Qui dit trêve des confiseurs dit bilan de l’année 2023. En me livrant, pour Le Courrier, à l’exercice du coup d’œil dans le rétroviseur, il saute aux yeux que la tectonique des plaques de l’Histoire, remise en route par la psycho-pandémie du Covid fin 2019, ou – si l’on veut – par les attentats du 11-Septembre, a poursuivi son emballement cette année, la bande de Gaza succédant soudainement à l’Ukraine comme nouveau rift d’une expansion des fonds océaniques qui continue d’éloigner, pour le dire vite, les désormais onze membres des BRICS+ des partenaires du « complexe techno-militaro-étatique » américano-européen, pour reprendre la formule d’un Jacques Ellul dans Le bluff technologique (1988).
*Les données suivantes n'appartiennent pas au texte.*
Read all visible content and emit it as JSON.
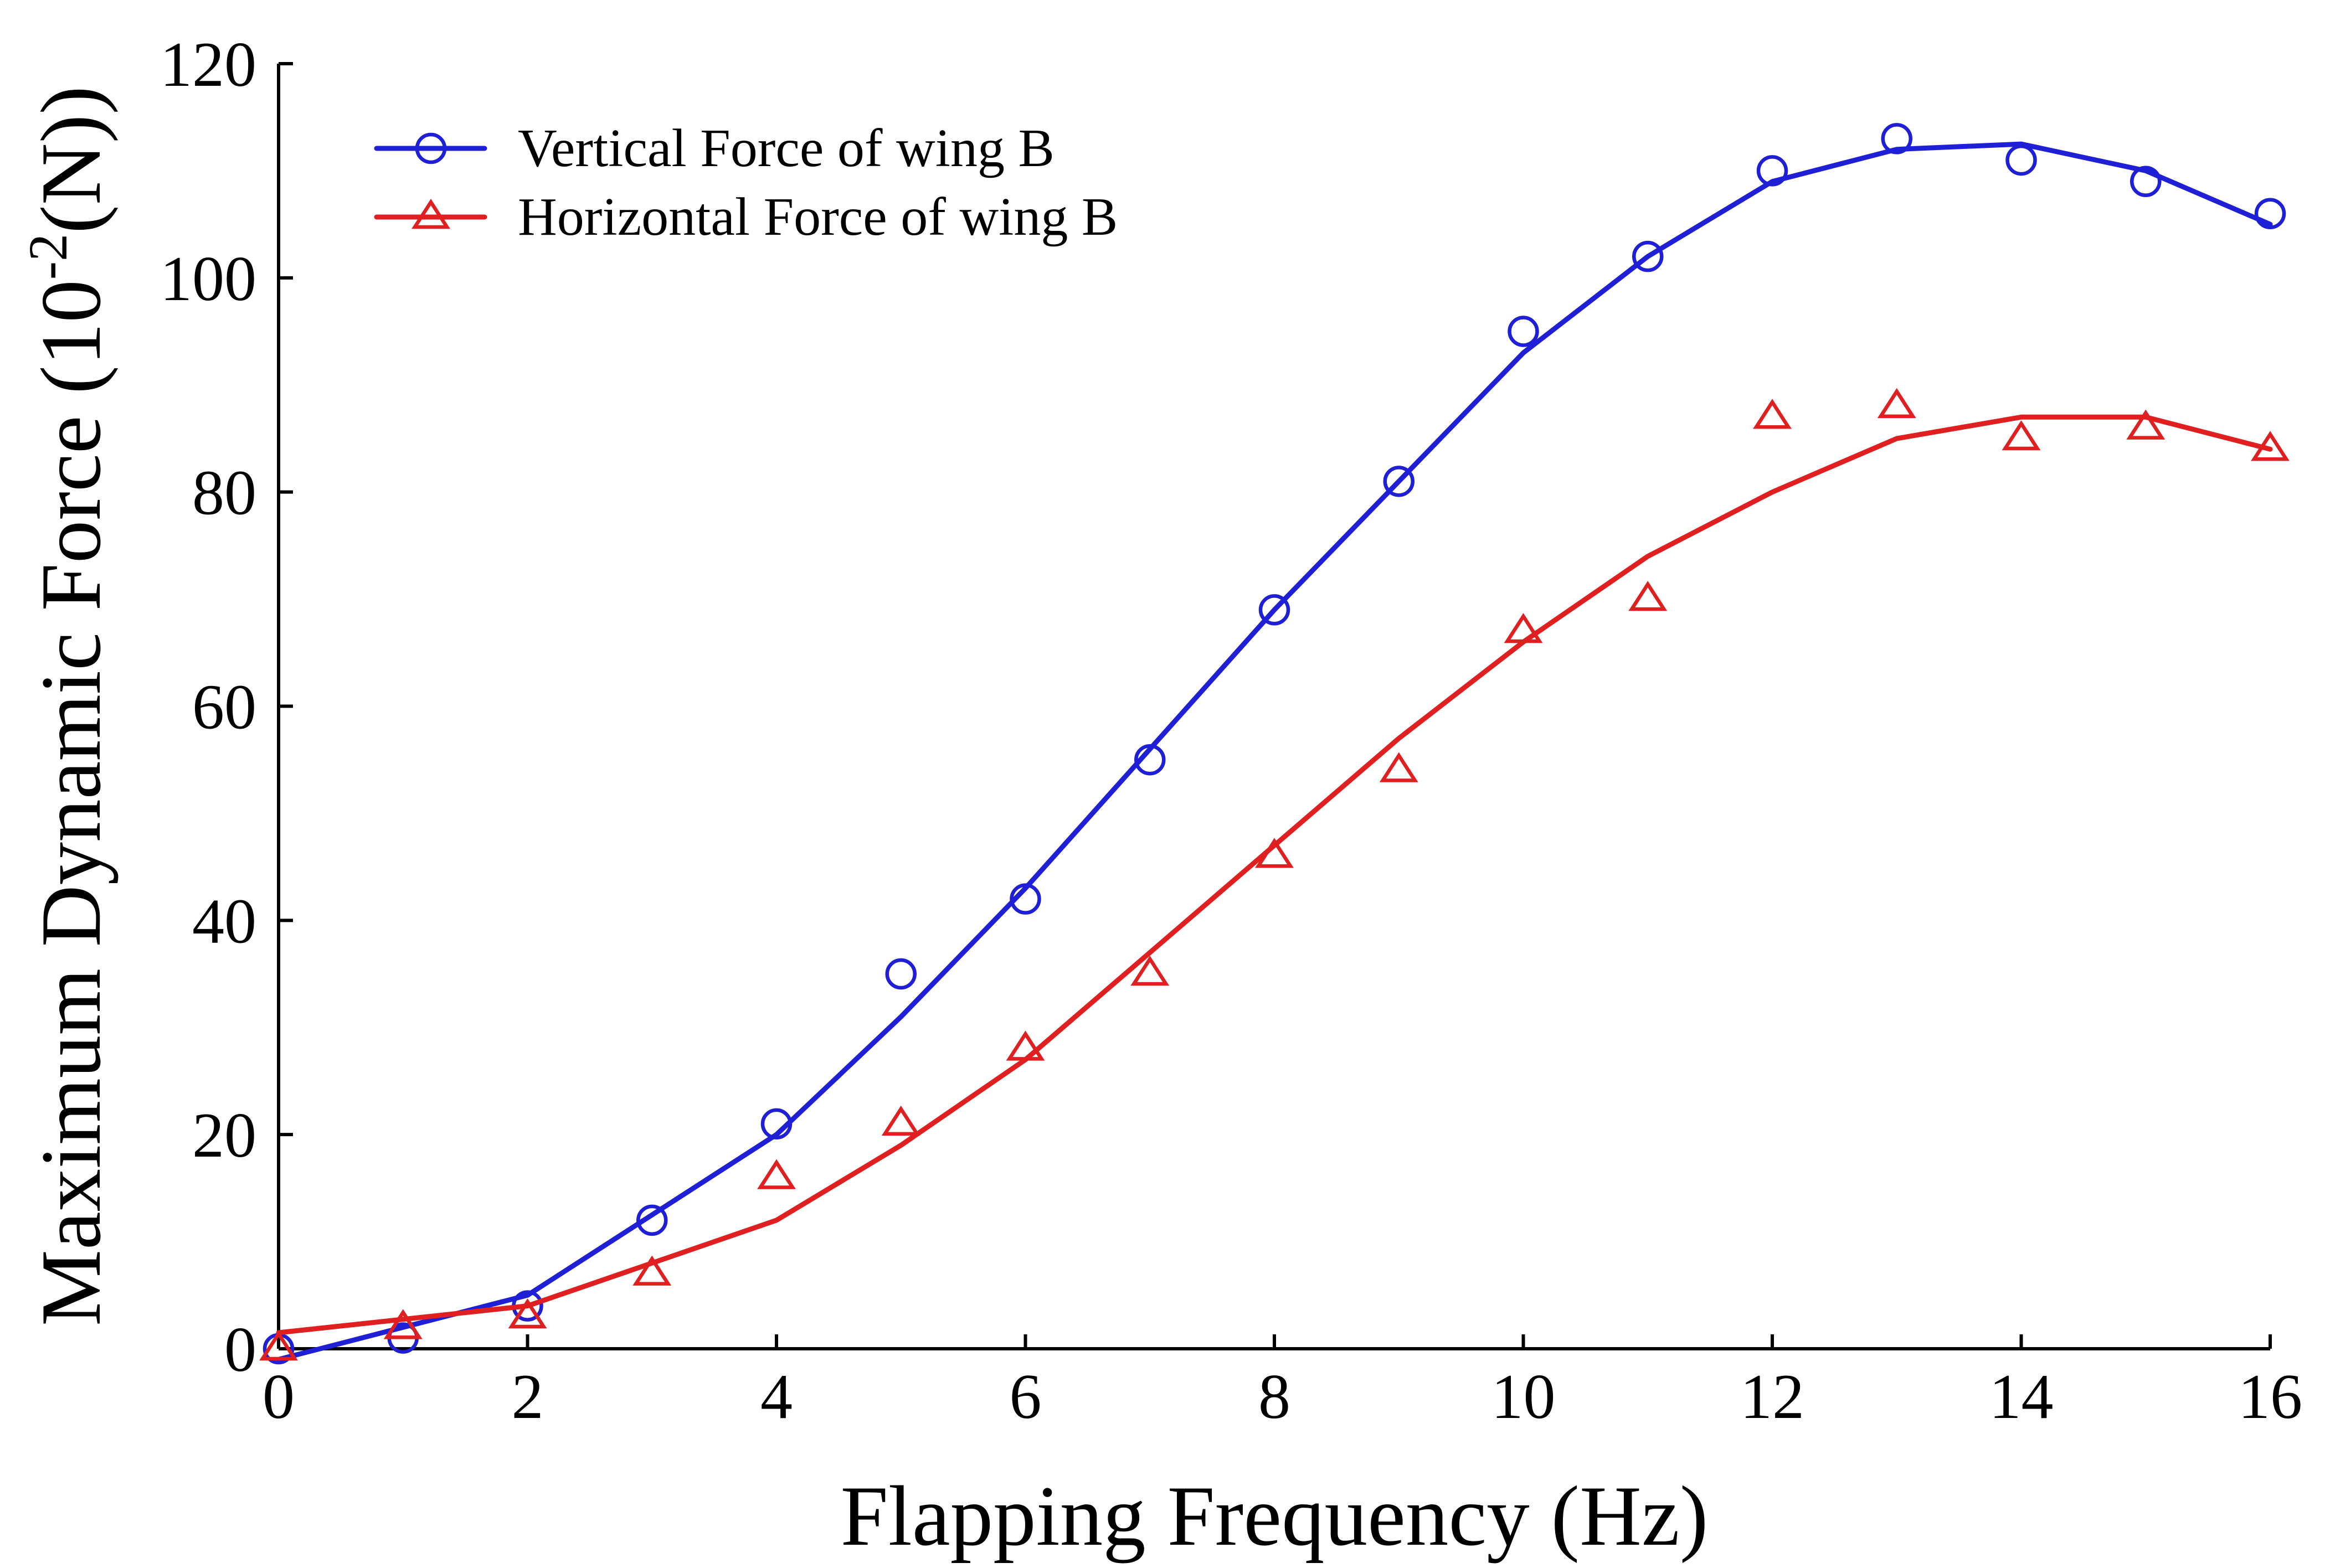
{
  "chart_data": {
    "type": "line",
    "title": "",
    "xlabel": "Flapping Frequency (Hz)",
    "ylabel": {
      "prefix": "Maximum Dynamic Force (10",
      "exponent": "-2",
      "suffix": "(N))"
    },
    "xlim": [
      0,
      16
    ],
    "ylim": [
      0,
      120
    ],
    "xticks": [
      0,
      2,
      4,
      6,
      8,
      10,
      12,
      14,
      16
    ],
    "xtick_labels": [
      "0",
      "2",
      "4",
      "6",
      "8",
      "10",
      "12",
      "14",
      "16"
    ],
    "yticks": [
      0,
      20,
      40,
      60,
      80,
      100,
      120
    ],
    "ytick_labels": [
      "0",
      "20",
      "40",
      "60",
      "80",
      "100",
      "120"
    ],
    "legend_position": "top-left",
    "series": [
      {
        "name": "Vertical Force of wing B",
        "color": "#1f1fd6",
        "marker": "circle",
        "x": [
          0,
          1,
          2,
          3,
          4,
          5,
          6,
          7,
          8,
          9,
          10,
          11,
          12,
          13,
          14,
          15,
          16
        ],
        "values": [
          0,
          1,
          4,
          12,
          21,
          35,
          42,
          55,
          69,
          81,
          95,
          102,
          110,
          113,
          111,
          109,
          106
        ],
        "fit_x": [
          0,
          2,
          4,
          5,
          6,
          7,
          8,
          9,
          10,
          11,
          12,
          13,
          14,
          15,
          16
        ],
        "fit_values": [
          -1,
          5,
          20,
          31,
          43,
          56,
          69,
          81,
          93,
          102,
          109,
          112,
          112.5,
          110,
          105
        ]
      },
      {
        "name": "Horizontal Force of wing B",
        "color": "#e02020",
        "marker": "triangle",
        "x": [
          0,
          1,
          2,
          3,
          4,
          5,
          6,
          7,
          8,
          9,
          10,
          11,
          12,
          13,
          14,
          15,
          16
        ],
        "values": [
          0,
          2,
          3,
          7,
          16,
          21,
          28,
          35,
          46,
          54,
          67,
          70,
          87,
          88,
          85,
          86,
          84
        ],
        "fit_x": [
          0,
          2,
          4,
          5,
          6,
          7,
          8,
          9,
          10,
          11,
          12,
          13,
          14,
          15,
          16
        ],
        "fit_values": [
          1.5,
          4,
          12,
          19,
          27,
          37,
          47,
          57,
          66,
          74,
          80,
          85,
          87,
          87,
          84
        ]
      }
    ]
  }
}
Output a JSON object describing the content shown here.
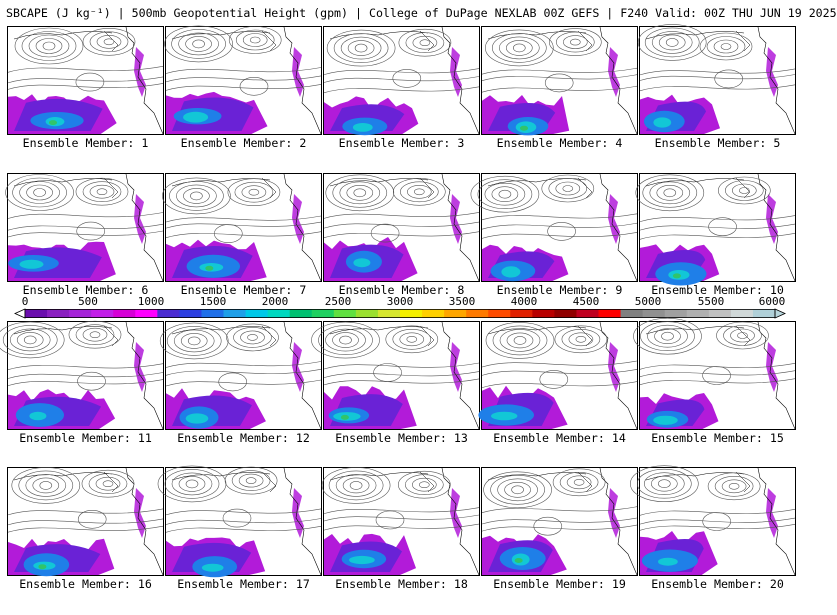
{
  "header": {
    "title": "SBCAPE (J kg⁻¹) | 500mb Geopotential Height (gpm) | College of DuPage NEXLAB 00Z GEFS | F240 Valid: 00Z THU JUN 19 2025"
  },
  "members": [
    {
      "label": "Ensemble Member: 1"
    },
    {
      "label": "Ensemble Member: 2"
    },
    {
      "label": "Ensemble Member: 3"
    },
    {
      "label": "Ensemble Member: 4"
    },
    {
      "label": "Ensemble Member: 5"
    },
    {
      "label": "Ensemble Member: 6"
    },
    {
      "label": "Ensemble Member: 7"
    },
    {
      "label": "Ensemble Member: 8"
    },
    {
      "label": "Ensemble Member: 9"
    },
    {
      "label": "Ensemble Member: 10"
    },
    {
      "label": "Ensemble Member: 11"
    },
    {
      "label": "Ensemble Member: 12"
    },
    {
      "label": "Ensemble Member: 13"
    },
    {
      "label": "Ensemble Member: 14"
    },
    {
      "label": "Ensemble Member: 15"
    },
    {
      "label": "Ensemble Member: 16"
    },
    {
      "label": "Ensemble Member: 17"
    },
    {
      "label": "Ensemble Member: 18"
    },
    {
      "label": "Ensemble Member: 19"
    },
    {
      "label": "Ensemble Member: 20"
    }
  ],
  "colorbar": {
    "ticks": [
      "0",
      "500",
      "1000",
      "1500",
      "2000",
      "2500",
      "3000",
      "3500",
      "4000",
      "4500",
      "5000",
      "5500",
      "6000"
    ],
    "min": 0,
    "max": 6000,
    "colors": [
      "#6a0dad",
      "#8a1fc0",
      "#a524d8",
      "#c21ee8",
      "#d600d6",
      "#ff00ff",
      "#4b2bd1",
      "#2c3fe0",
      "#1f6fe8",
      "#1f9fe8",
      "#00c8e8",
      "#00d8c0",
      "#00c070",
      "#1fd060",
      "#60e040",
      "#9be02f",
      "#d6e62f",
      "#f4f000",
      "#ffd000",
      "#ffa600",
      "#ff7a00",
      "#ff4c00",
      "#e02000",
      "#b80000",
      "#900000",
      "#c00020",
      "#ff0000",
      "#808080",
      "#909090",
      "#a0a0a0",
      "#b0b0b0",
      "#c0c0c0",
      "#d0d8d8",
      "#b0d0d8"
    ]
  }
}
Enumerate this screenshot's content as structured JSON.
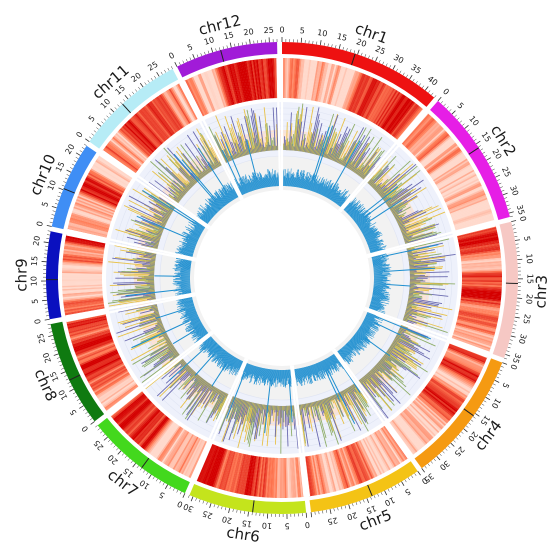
{
  "chart_data": {
    "type": "circos",
    "chromosomes": [
      {
        "name": "chr1",
        "length": 43,
        "color": "#ee1111",
        "ticks": [
          "0",
          "5",
          "10",
          "15",
          "20",
          "25",
          "30",
          "35",
          "40"
        ]
      },
      {
        "name": "chr2",
        "length": 36,
        "color": "#e61ee6",
        "ticks": [
          "0",
          "5",
          "10",
          "15",
          "20",
          "25",
          "30",
          "35"
        ]
      },
      {
        "name": "chr3",
        "length": 36,
        "color": "#f6c8c4",
        "ticks": [
          "0",
          "5",
          "10",
          "15",
          "20",
          "25",
          "30",
          "35"
        ]
      },
      {
        "name": "chr4",
        "length": 35,
        "color": "#f59a12",
        "ticks": [
          "0",
          "5",
          "10",
          "15",
          "20",
          "25",
          "30",
          "35"
        ]
      },
      {
        "name": "chr5",
        "length": 30,
        "color": "#f4c315",
        "ticks": [
          "0",
          "5",
          "10",
          "15",
          "20",
          "25"
        ]
      },
      {
        "name": "chr6",
        "length": 31,
        "color": "#c4e41c",
        "ticks": [
          "0",
          "5",
          "10",
          "15",
          "20",
          "25",
          "30"
        ]
      },
      {
        "name": "chr7",
        "length": 29,
        "color": "#43d81d",
        "ticks": [
          "0",
          "5",
          "10",
          "15",
          "20",
          "25"
        ]
      },
      {
        "name": "chr8",
        "length": 28,
        "color": "#0f7a10",
        "ticks": [
          "0",
          "5",
          "10",
          "15",
          "20",
          "25"
        ]
      },
      {
        "name": "chr9",
        "length": 23,
        "color": "#0a10bf",
        "ticks": [
          "0",
          "5",
          "10",
          "15",
          "20"
        ]
      },
      {
        "name": "chr10",
        "length": 23,
        "color": "#3f8ef5",
        "ticks": [
          "0",
          "5",
          "10",
          "15",
          "20"
        ]
      },
      {
        "name": "chr11",
        "length": 29,
        "color": "#b6ecf6",
        "ticks": [
          "0",
          "5",
          "10",
          "15",
          "20",
          "25"
        ]
      },
      {
        "name": "chr12",
        "length": 27,
        "color": "#a11bd8",
        "ticks": [
          "0",
          "5",
          "10",
          "15",
          "20",
          "25"
        ]
      }
    ],
    "tracks": [
      {
        "kind": "heatmap",
        "colors": [
          "#fff1ea",
          "#ff7b55",
          "#d40000"
        ]
      },
      {
        "kind": "histogram",
        "colors": [
          "#8fae6a",
          "#e8c24a",
          "#6b6bb0"
        ]
      },
      {
        "kind": "bar",
        "colors": [
          "#1f8fd0"
        ]
      }
    ]
  }
}
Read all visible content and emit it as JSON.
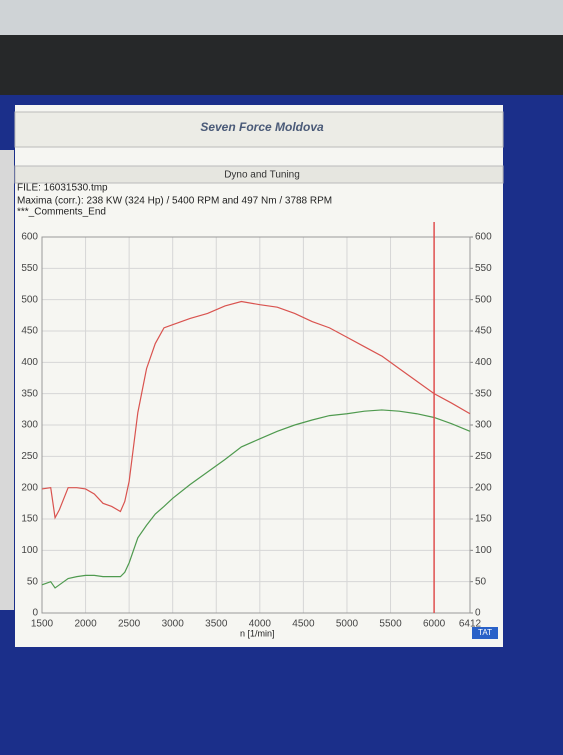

Tout à la fois en élargissant la focale temporelle et en zoomant géographiquement sur notre pays, on s’aperçoit que le monde promis par Emmanuel Macron dans sa belliqueuse adresse de mars 2020 – un monde qui allait devoir cesser de « déléguer [son] alimentation, [sa] protection, [sa] capacité à soigner, [son] cadre de vie au fond à d’autres » – est précisément devenu en 2023 un monde – une France – qui a renoncé, ou est en train de renoncer, à sa pleine souveraineté dans ces mêmes domaines : ce sont aujourd’hui nos « laboureurs et pâtureurs », en colère, notamment contre la hausse des importations ne respectant pas nos normes ou contre la réglementation du pompage et du stockage de l’eau, qui retournent les panneaux, tandis que les « relocalisations industrielles » annoncées n’auront été qu’un mirage ; c’est le drame de l’insécurité qui se creuse, entre violences policières objectives dans la répression à géométrie variable des manifestants (on pensera à la réforme des retraites du printemps dernier), émeutes du début de l’été et attentats islamistes au sein même du sanctuaire de l’Ecole (Arras en octobre) ; c’est un traité international sur les pandémies qui voit le jour, certes poussivement, mais qui prévoie de transférer à l’UE et à l’OMS tout ou partie de nos compétences en matière de santé, cependant que d’autres rêvent d’accélérer le processus global de « fédéralisation » de l’UE. Mais c’est aussi, sotto voce, une zone euro qui ne pourra rester unie très longtemps, tiraillée entre une Allemagne dont les USA ont coupé les moteurs économiques car énergétiques, une Espagne tentée par le retour de l’Etat-nation, une Pologne qui refuse désormais de livrer des armes à Kiev, et une France, une France, à qui il ne reste plus, dans le feu de tourbière qui l’agite sans fin, qu’à accélérer la faillite de son « modèle social », qu’aucun autre pays développé, en réalité, ne nous envie, pour espérer renouer, plus horizontalement, avec le pacte bimillénaire qu’elle a signé avec la Liberté. Je retiens, enfin, les secousses déstabilisatrices du système monétaire international en 2023 : hausses en plateau de l’or, accords d’échange de devises entre banquiers centraux des BRICS+ qui font entrer dans le concret la dédollarisation, année faste pour Bitcoin (+120%), élection en Argentine d’un disciple – au moins au plan monétaire – d’Hayek et annonce, quelque peu précipitée, du « pivot » de la FED qui devrait raccourcir un peu la longue agonie du dollar.
Mais aucun géologue n’ignore que l’expansion des océans, dite « en tapis roulant », s’accompagne toujours d’éruptions sous-marines plus ou moins explosives mais qui contribuent toutes, à leur hauteur, au phénomène d’accrétion. Je forme le vœu qu’au Courrier, tout au long de 2024, nous continuions de vous informer en géologues avertis, c’est-à-dire plus attentifs que jamais aux forces de frottement, parfois infimes, qui font et défont le monde.